How do I separate them from myself? I am so exhausted with the onslaught of guilt that comes from my prideful moments, wishing that I could help other people instead of myself - painfully aware that every time I aim to bolster myself, I probably fail to help a person who needs it. And then the moment passes and it's too late.
Paul said 'when I am weak, then I am strong', because he knew that God used him most in his moments of weakness. But it feels as though the opposite is true of me - when I am strong, then I am weak. Because I focus so intently on my own strengths that God is unable to use me.
I stray from the central subject. Isaiah 30.15 says :
In repentance and rest is your salvation,
in quietness and trust is your strength,
but you would have none of it.
Maybe silence is something that becomes easier with time. Like exercise does (or so I've heard). If I persevere, perhaps I will be made stronger for recognising the depth of my own weaknesses.

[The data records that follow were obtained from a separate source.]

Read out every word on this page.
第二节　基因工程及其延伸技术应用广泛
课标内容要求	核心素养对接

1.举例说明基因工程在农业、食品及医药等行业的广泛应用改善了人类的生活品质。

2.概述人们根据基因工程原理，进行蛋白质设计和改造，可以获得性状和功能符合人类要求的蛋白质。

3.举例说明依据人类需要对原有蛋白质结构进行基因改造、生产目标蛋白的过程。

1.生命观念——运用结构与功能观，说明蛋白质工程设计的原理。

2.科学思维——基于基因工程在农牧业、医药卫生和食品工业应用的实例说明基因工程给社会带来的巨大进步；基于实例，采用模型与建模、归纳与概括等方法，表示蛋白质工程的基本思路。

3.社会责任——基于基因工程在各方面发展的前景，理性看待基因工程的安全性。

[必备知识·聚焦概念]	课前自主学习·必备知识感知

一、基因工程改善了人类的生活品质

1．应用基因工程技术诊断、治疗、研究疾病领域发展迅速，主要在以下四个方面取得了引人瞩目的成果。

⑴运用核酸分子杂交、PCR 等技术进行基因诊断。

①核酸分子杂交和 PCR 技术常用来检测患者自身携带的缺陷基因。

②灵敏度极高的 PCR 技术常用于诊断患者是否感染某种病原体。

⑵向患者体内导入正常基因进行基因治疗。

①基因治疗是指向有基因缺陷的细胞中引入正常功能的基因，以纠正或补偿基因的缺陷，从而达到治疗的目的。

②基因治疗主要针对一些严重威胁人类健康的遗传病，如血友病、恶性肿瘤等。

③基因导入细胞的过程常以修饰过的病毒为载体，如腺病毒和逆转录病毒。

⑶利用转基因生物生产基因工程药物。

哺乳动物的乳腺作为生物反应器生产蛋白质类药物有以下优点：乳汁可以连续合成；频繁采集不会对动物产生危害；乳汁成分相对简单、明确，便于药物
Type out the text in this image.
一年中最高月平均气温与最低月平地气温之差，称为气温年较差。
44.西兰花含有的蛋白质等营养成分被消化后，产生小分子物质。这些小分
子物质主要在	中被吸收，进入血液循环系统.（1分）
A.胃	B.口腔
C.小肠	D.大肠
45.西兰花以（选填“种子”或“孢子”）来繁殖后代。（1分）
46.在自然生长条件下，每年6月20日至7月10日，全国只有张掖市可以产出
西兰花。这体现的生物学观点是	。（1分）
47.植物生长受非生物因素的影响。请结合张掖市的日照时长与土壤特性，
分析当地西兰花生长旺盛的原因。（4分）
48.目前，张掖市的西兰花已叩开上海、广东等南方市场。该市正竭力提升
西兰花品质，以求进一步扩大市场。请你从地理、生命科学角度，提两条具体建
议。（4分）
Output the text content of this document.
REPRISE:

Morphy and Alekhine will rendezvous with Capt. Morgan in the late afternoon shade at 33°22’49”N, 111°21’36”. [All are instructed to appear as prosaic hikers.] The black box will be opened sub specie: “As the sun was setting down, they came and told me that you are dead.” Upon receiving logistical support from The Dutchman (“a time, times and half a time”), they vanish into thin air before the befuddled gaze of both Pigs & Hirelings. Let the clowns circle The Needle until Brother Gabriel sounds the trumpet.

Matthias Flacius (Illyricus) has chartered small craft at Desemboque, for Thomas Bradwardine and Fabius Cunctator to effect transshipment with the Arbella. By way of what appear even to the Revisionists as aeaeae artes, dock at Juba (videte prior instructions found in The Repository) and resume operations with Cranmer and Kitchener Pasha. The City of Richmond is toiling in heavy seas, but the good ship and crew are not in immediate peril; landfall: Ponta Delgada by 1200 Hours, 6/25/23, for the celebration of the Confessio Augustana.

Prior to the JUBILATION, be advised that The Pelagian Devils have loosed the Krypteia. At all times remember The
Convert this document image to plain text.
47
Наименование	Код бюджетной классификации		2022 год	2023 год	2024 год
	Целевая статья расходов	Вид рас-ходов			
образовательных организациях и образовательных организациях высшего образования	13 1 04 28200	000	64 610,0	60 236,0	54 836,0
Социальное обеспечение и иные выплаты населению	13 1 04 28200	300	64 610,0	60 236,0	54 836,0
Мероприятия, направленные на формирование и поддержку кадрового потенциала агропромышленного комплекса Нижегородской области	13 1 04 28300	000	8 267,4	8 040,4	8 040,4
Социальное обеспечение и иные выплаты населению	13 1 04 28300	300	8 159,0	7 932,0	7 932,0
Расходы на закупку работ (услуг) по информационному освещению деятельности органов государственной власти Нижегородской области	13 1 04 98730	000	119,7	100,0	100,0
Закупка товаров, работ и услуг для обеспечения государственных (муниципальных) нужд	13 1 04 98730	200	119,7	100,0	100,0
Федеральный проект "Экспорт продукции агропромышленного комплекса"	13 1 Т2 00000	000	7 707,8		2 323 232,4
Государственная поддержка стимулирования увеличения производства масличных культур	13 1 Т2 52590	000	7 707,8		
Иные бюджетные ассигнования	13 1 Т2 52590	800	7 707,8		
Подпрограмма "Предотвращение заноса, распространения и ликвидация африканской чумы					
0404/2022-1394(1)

Sunday, September 27, 2009

New Beginnings

As a sequel to my last blog, Writing Space, I thought it appropriate to stick with the theme. Because I like the idea that this blog is where I come to have space. Space to think and write and consider how I feel about God and life. It's my personal digital equivalent to an empty beach.
And it's a new beginning. Because these days I don't often make time for my thoughts to engulf me. I'm more likely to switch the thinking part of my brain off, and the tv on. Because being thoughtful makes life complex and difficult, rather than easy. I feel the struggles more, I distinguish shades of gray all over, I challenge myself. And to be faced with these difficult, confronting thoughts is not often a pleasant experience.
But there's no escaping the fact that I am a thoughtful person. As good as I am at avoidance (that is, very good indeed), my thoughts always catch up with me. And if I don't make time for them, they do it when it is most incovenient (for example, 3 am). So I'm re-opening the space for my thoughts to sit with me. A new beginning.
I love new beginnings. Crisp sheets of white paper, newly sharpened pencils, unread books. They hold the promise of possibilities yet unrealised. They thrill me because I don't know what I'm going to uncover, what opportunities may arise.
I love also, the sense of letting go of the past. Of the crumpled and blotchy sheets of paper, of half read books, of missed opportunities. I love feeling empowered to let go of all past mistakes, to no longer define myself by the cringe-memories, the time wasted, the self-indulgences. I so value the opportunity a new beginning provides to set the resolution to be unhampered by the self-perceptions that have arisen from all those failures.
It's exciting, I think. Like beginning a new (fabulous) job, or starting a new book by a favourite author. Who knows what I may uncover in the space that I have given myself?